Er wartete, bis sein Freund endlich eingeschlafen war. Vorsichtig ging er zu seinem Bett und betrachtete den schlafenden Nacho.
„Es tut mir wirklich Leid“, flüsterte Denji und legte seinen Kopf auf seine Brust. Still flossen weitere Tränen. Doch er merkte, dass etwas komisch war. Vorsichtig tastete er Nachos Oberkörper ab und merkte, dass etwas anders war. Als er sich wieder aufrichtete, entdeckte er, dass Nacho ein Arm fehlte. Geschockt schluckte er einige Tränen. In diesem Augenblick kam der Arzt herein.
„Was ist mit ihm passiert?“, hakte Denji sofort nach.
„Sein Arm hatte zahlreiche, irreparable Verletzungen, wir mussten ihn abnehmen“, erklärte der Arzt, „Könntest du mir einen Gefallen tun?“
Der Arzt war nett. Er wuschelte den weinenden Denji tröstend durchs Haar.
„Du musst jetzt stark sein, ja? Tu es für ihn“, meinte der Arzt und legte ein Brett, an das einige Blätter geklemmt waren beiseite, „Könntest du seinen Eltern Bescheid geben?
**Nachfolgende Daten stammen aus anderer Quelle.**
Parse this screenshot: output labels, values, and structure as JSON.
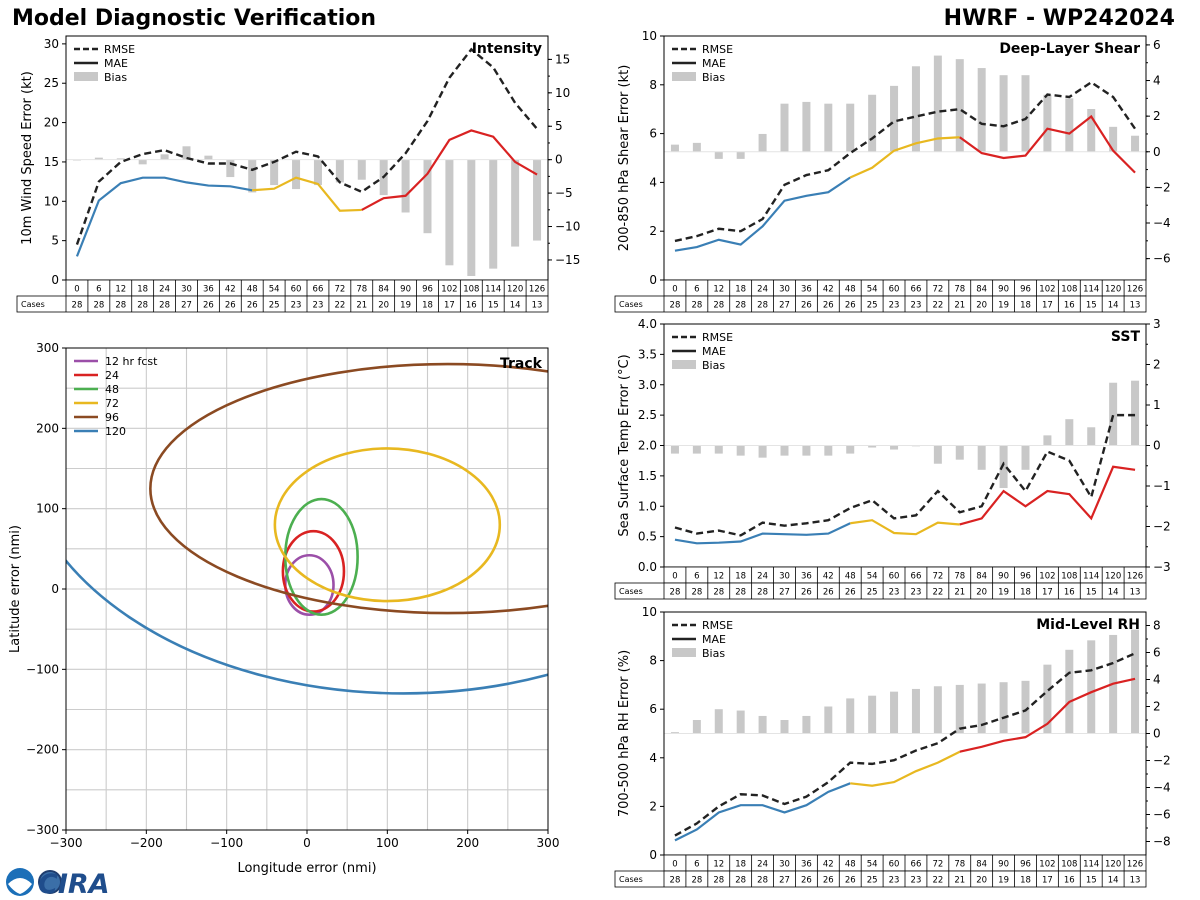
{
  "header": {
    "left_title": "Model Diagnostic Verification",
    "right_title": "HWRF - WP242024"
  },
  "logo": {
    "text": "CIRA"
  },
  "colors": {
    "rmse": "#222222",
    "early": "#3a7fb5",
    "mid": "#e8b820",
    "late": "#d92222",
    "bias": "#c8c8c8",
    "grid": "#cccccc"
  },
  "cases_label": "Cases",
  "chart_data": [
    {
      "id": "intensity",
      "type": "line",
      "title": "Intensity",
      "ylabel": "10m Wind Speed Error (kt)",
      "ylim": [
        0,
        31
      ],
      "yticks": [
        0,
        5,
        10,
        15,
        20,
        25,
        30
      ],
      "y2lim": [
        -18,
        18.5
      ],
      "y2ticks": [
        -15,
        -10,
        -5,
        0,
        5,
        10,
        15
      ],
      "legend": [
        "RMSE",
        "MAE",
        "Bias"
      ],
      "x": [
        0,
        6,
        12,
        18,
        24,
        30,
        36,
        42,
        48,
        54,
        60,
        66,
        72,
        78,
        84,
        90,
        96,
        102,
        108,
        114,
        120,
        126
      ],
      "rmse": [
        4.5,
        12.5,
        15.0,
        16.0,
        16.5,
        15.5,
        14.8,
        14.8,
        14.0,
        15.0,
        16.3,
        15.7,
        12.4,
        11.2,
        13.1,
        16.1,
        20.2,
        25.7,
        29.3,
        27.0,
        22.5,
        19.2
      ],
      "mae": [
        3.0,
        10.1,
        12.3,
        13.0,
        13.0,
        12.4,
        12.0,
        11.9,
        11.4,
        11.6,
        13.0,
        12.2,
        8.8,
        8.9,
        10.4,
        10.7,
        13.5,
        17.8,
        19.0,
        18.2,
        15.0,
        13.4
      ],
      "bias": [
        -0.1,
        0.3,
        0.2,
        -0.7,
        0.8,
        2.0,
        0.6,
        -2.6,
        -4.9,
        -3.8,
        -4.4,
        -3.8,
        -3.4,
        -3.0,
        -5.3,
        -7.9,
        -11.0,
        -15.8,
        -17.4,
        -16.3,
        -13.0,
        -12.1
      ],
      "cases": [
        28,
        28,
        28,
        28,
        28,
        27,
        26,
        26,
        26,
        25,
        23,
        23,
        22,
        21,
        20,
        19,
        18,
        17,
        16,
        15,
        14,
        13
      ]
    },
    {
      "id": "shear",
      "type": "line",
      "title": "Deep-Layer Shear",
      "ylabel": "200-850 hPa Shear Error (kt)",
      "ylim": [
        0,
        10
      ],
      "yticks": [
        0,
        2,
        4,
        6,
        8,
        10
      ],
      "y2lim": [
        -7.2,
        6.5
      ],
      "y2ticks": [
        -6,
        -4,
        -2,
        0,
        2,
        4,
        6
      ],
      "legend": [
        "RMSE",
        "MAE",
        "Bias"
      ],
      "x": [
        0,
        6,
        12,
        18,
        24,
        30,
        36,
        42,
        48,
        54,
        60,
        66,
        72,
        78,
        84,
        90,
        96,
        102,
        108,
        114,
        120,
        126
      ],
      "rmse": [
        1.6,
        1.8,
        2.1,
        2.0,
        2.5,
        3.9,
        4.3,
        4.5,
        5.2,
        5.8,
        6.5,
        6.7,
        6.9,
        7.0,
        6.4,
        6.3,
        6.6,
        7.6,
        7.5,
        8.1,
        7.5,
        6.2
      ],
      "mae": [
        1.2,
        1.35,
        1.65,
        1.45,
        2.2,
        3.25,
        3.45,
        3.6,
        4.2,
        4.6,
        5.3,
        5.6,
        5.8,
        5.85,
        5.2,
        5.0,
        5.1,
        6.2,
        6.0,
        6.7,
        5.3,
        4.4
      ],
      "bias": [
        0.4,
        0.5,
        -0.4,
        -0.4,
        1.0,
        2.7,
        2.8,
        2.7,
        2.7,
        3.2,
        3.7,
        4.8,
        5.4,
        5.2,
        4.7,
        4.3,
        4.3,
        3.2,
        3.0,
        2.4,
        1.4,
        0.9
      ],
      "cases": [
        28,
        28,
        28,
        28,
        28,
        27,
        26,
        26,
        26,
        25,
        23,
        23,
        22,
        21,
        20,
        19,
        18,
        17,
        16,
        15,
        14,
        13
      ]
    },
    {
      "id": "sst",
      "type": "line",
      "title": "SST",
      "ylabel": "Sea Surface Temp Error (°C)",
      "ylim": [
        0,
        4.0
      ],
      "yticks": [
        0.0,
        0.5,
        1.0,
        1.5,
        2.0,
        2.5,
        3.0,
        3.5,
        4.0
      ],
      "y2lim": [
        -3,
        3
      ],
      "y2ticks": [
        -3,
        -2,
        -1,
        0,
        1,
        2,
        3
      ],
      "legend": [
        "RMSE",
        "MAE",
        "Bias"
      ],
      "x": [
        0,
        6,
        12,
        18,
        24,
        30,
        36,
        42,
        48,
        54,
        60,
        66,
        72,
        78,
        84,
        90,
        96,
        102,
        108,
        114,
        120,
        126
      ],
      "rmse": [
        0.65,
        0.55,
        0.6,
        0.52,
        0.73,
        0.68,
        0.72,
        0.77,
        0.97,
        1.1,
        0.8,
        0.85,
        1.25,
        0.9,
        1.0,
        1.7,
        1.25,
        1.9,
        1.75,
        1.15,
        2.5,
        2.5
      ],
      "mae": [
        0.45,
        0.39,
        0.4,
        0.42,
        0.55,
        0.54,
        0.53,
        0.55,
        0.72,
        0.77,
        0.56,
        0.54,
        0.73,
        0.7,
        0.8,
        1.25,
        1.0,
        1.25,
        1.2,
        0.8,
        1.65,
        1.6
      ],
      "bias": [
        -0.2,
        -0.2,
        -0.2,
        -0.25,
        -0.3,
        -0.25,
        -0.25,
        -0.25,
        -0.2,
        -0.05,
        -0.1,
        0.0,
        -0.45,
        -0.35,
        -0.6,
        -1.05,
        -0.6,
        0.25,
        0.65,
        0.45,
        1.55,
        1.6
      ],
      "cases": [
        28,
        28,
        28,
        28,
        28,
        27,
        26,
        26,
        26,
        25,
        23,
        23,
        22,
        21,
        20,
        19,
        18,
        17,
        16,
        15,
        14,
        13
      ]
    },
    {
      "id": "rh",
      "type": "line",
      "title": "Mid-Level RH",
      "ylabel": "700-500 hPa RH Error (%)",
      "ylim": [
        0,
        10
      ],
      "yticks": [
        0,
        2,
        4,
        6,
        8,
        10
      ],
      "y2lim": [
        -9,
        9
      ],
      "y2ticks": [
        -8,
        -6,
        -4,
        -2,
        0,
        2,
        4,
        6,
        8
      ],
      "legend": [
        "RMSE",
        "MAE",
        "Bias"
      ],
      "x": [
        0,
        6,
        12,
        18,
        24,
        30,
        36,
        42,
        48,
        54,
        60,
        66,
        72,
        78,
        84,
        90,
        96,
        102,
        108,
        114,
        120,
        126
      ],
      "rmse": [
        0.8,
        1.3,
        2.0,
        2.5,
        2.45,
        2.1,
        2.4,
        3.0,
        3.8,
        3.75,
        3.9,
        4.3,
        4.6,
        5.2,
        5.35,
        5.65,
        5.95,
        6.75,
        7.5,
        7.6,
        7.9,
        8.3
      ],
      "mae": [
        0.6,
        1.05,
        1.75,
        2.05,
        2.05,
        1.75,
        2.05,
        2.6,
        2.95,
        2.85,
        3.0,
        3.45,
        3.8,
        4.25,
        4.45,
        4.7,
        4.85,
        5.4,
        6.3,
        6.7,
        7.05,
        7.25
      ],
      "bias": [
        0.1,
        1.0,
        1.8,
        1.7,
        1.3,
        1.0,
        1.3,
        2.0,
        2.6,
        2.8,
        3.1,
        3.3,
        3.5,
        3.6,
        3.7,
        3.8,
        3.9,
        5.1,
        6.2,
        6.9,
        7.3,
        7.7
      ],
      "cases": [
        28,
        28,
        28,
        28,
        28,
        27,
        26,
        26,
        26,
        25,
        23,
        23,
        22,
        21,
        20,
        19,
        18,
        17,
        16,
        15,
        14,
        13
      ]
    },
    {
      "id": "track",
      "type": "ellipse",
      "title": "Track",
      "xlabel": "Longitude error (nmi)",
      "ylabel": "Latitude error (nmi)",
      "xlim": [
        -300,
        300
      ],
      "ylim": [
        -300,
        300
      ],
      "xticks": [
        -300,
        -200,
        -100,
        0,
        100,
        200,
        300
      ],
      "yticks": [
        -300,
        -200,
        -100,
        0,
        100,
        200,
        300
      ],
      "series": [
        {
          "name": "12 hr fcst",
          "color": "#9b4fa8",
          "cx": 3,
          "cy": 5,
          "rx": 30,
          "ry": 37
        },
        {
          "name": "24",
          "color": "#d92222",
          "cx": 8,
          "cy": 22,
          "rx": 38,
          "ry": 50
        },
        {
          "name": "48",
          "color": "#4caf50",
          "cx": 18,
          "cy": 40,
          "rx": 45,
          "ry": 72
        },
        {
          "name": "72",
          "color": "#e8b820",
          "cx": 100,
          "cy": 80,
          "rx": 140,
          "ry": 95
        },
        {
          "name": "96",
          "color": "#8b4a22",
          "cx": 175,
          "cy": 125,
          "rx": 370,
          "ry": 155
        },
        {
          "name": "120",
          "color": "#3a7fb5",
          "cx": 120,
          "cy": 190,
          "rx": 480,
          "ry": 320
        }
      ]
    }
  ]
}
Das wäre sehr wichtig.“
Denji merkte, dass ihm nichts anderes übrig blieb. Außerdem war es das Einzige, was er momentan tun konnte. Er nickte. Der Arzt verstand und ging aus dem Raum. So blieb Denji noch ein kurzen Augenblick. Er beugte sich wieder zu Nacho und sprach zu ihm: „Ich gehe schnell zu deinen Eltern, ja? Du kommst bestimmt allein zurecht…“
Er schniefte und wischte sich einige Tränen aus dem Gesicht. Dann setzte er wieder sein Lächeln auf.
„Ich liebe dich, Nacho“, flüsterte er und küsste ihn sanft auf seine Lippen, „Das wollte ich dir schon immer einmal sagen.“
Still machte er sich dann auf den Weg um Nachos Eltern die Nachricht zu überbringen. Irgendwie spürte Denji, dass er nun nicht mehr gebraucht werden würde. Deswegen schlenderte er im Sonnenuntergang nach Hause.